Mein Kampf provides some clues to that question. First, the notion of universal human
rights would have remained academic; it would not have become codified in any
treaties or international institutions. Second, and most shockingly, the values
of racial hierarchy would have reigned supreme. Had Hitler achieved his dream
of conquering all of Europe, he would have created a political unit where only
Aryans had a right to citizenship and to marry and reproduce. Others, including
minorities, the sick, or those of non-Aryan stock, would either be sterilized,
subjugated, or expelled. Doing this, according to Hitler, would mean their
extinction in about 600 years, and only healthy fair-haired Aryans would be
left, at least in Europe. Other countries and regions would have to submit to
the dictates, or the conquest, of this all-powerful entity; for Hitler,
non-whites had no right to self-determination.
True freedom would be unthinkable in this political structure.
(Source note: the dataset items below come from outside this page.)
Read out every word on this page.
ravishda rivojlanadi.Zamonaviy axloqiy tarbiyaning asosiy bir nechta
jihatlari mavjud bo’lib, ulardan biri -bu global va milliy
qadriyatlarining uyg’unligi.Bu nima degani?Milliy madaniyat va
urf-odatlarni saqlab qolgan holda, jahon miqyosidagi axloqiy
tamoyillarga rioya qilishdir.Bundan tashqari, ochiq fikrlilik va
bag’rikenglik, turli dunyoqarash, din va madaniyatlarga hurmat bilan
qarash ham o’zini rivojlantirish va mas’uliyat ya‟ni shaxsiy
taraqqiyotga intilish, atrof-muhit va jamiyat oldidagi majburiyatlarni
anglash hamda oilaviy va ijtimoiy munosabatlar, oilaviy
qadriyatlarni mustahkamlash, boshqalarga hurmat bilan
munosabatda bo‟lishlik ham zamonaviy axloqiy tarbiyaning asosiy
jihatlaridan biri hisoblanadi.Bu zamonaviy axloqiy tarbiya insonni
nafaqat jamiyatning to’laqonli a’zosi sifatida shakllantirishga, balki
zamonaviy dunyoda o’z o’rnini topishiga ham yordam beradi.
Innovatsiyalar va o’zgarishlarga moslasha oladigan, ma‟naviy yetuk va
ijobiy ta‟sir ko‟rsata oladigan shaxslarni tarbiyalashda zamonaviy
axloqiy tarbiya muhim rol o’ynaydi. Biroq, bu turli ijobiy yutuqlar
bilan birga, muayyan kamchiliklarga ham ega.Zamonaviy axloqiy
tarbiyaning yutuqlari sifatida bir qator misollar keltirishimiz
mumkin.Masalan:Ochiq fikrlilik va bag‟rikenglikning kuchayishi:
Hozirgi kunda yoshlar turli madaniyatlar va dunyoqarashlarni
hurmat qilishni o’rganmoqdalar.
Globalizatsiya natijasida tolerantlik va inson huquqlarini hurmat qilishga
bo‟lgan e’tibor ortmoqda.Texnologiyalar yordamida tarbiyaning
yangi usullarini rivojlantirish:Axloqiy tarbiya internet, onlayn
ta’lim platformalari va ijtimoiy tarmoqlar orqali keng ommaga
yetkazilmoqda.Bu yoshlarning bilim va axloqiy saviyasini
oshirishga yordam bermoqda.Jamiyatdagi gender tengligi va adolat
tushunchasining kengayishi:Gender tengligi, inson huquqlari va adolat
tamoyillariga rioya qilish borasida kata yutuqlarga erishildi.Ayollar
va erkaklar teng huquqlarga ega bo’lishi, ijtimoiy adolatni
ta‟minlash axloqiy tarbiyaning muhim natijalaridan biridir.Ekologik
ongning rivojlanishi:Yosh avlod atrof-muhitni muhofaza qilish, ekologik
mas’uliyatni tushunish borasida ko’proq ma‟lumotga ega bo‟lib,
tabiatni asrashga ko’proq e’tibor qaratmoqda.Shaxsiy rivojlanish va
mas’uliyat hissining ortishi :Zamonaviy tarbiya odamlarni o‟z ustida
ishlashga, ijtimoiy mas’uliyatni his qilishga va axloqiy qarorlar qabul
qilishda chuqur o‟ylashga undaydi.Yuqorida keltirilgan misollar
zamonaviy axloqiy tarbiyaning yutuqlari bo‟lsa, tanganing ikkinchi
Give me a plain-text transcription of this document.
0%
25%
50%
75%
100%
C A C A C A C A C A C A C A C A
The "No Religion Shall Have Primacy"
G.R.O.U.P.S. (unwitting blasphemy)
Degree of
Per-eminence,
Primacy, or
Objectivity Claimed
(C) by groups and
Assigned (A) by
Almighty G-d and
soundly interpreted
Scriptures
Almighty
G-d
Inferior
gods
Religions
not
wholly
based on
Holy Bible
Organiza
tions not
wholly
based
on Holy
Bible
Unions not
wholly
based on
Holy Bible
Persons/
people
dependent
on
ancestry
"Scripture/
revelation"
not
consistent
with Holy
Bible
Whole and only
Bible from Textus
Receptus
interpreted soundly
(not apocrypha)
Any group
that threatened this order based on white supremacism, such as liberals,
socialists, or Christians, would, in one form or another, be crushed. It is worth
emphasizing the fact that this outcome was prevented not because of divine intervention or some historical destiny.
Rather, it was the combined force of the US and the Soviet Union (but mainly
the latter) that destroyed the Nazi’s and, with them, their designs for world
domination. This should give pause to those who believe that societies
organized around human decency are universal and natural. Rather, they are
sustained by power relations that are historically contingent and ephemeral.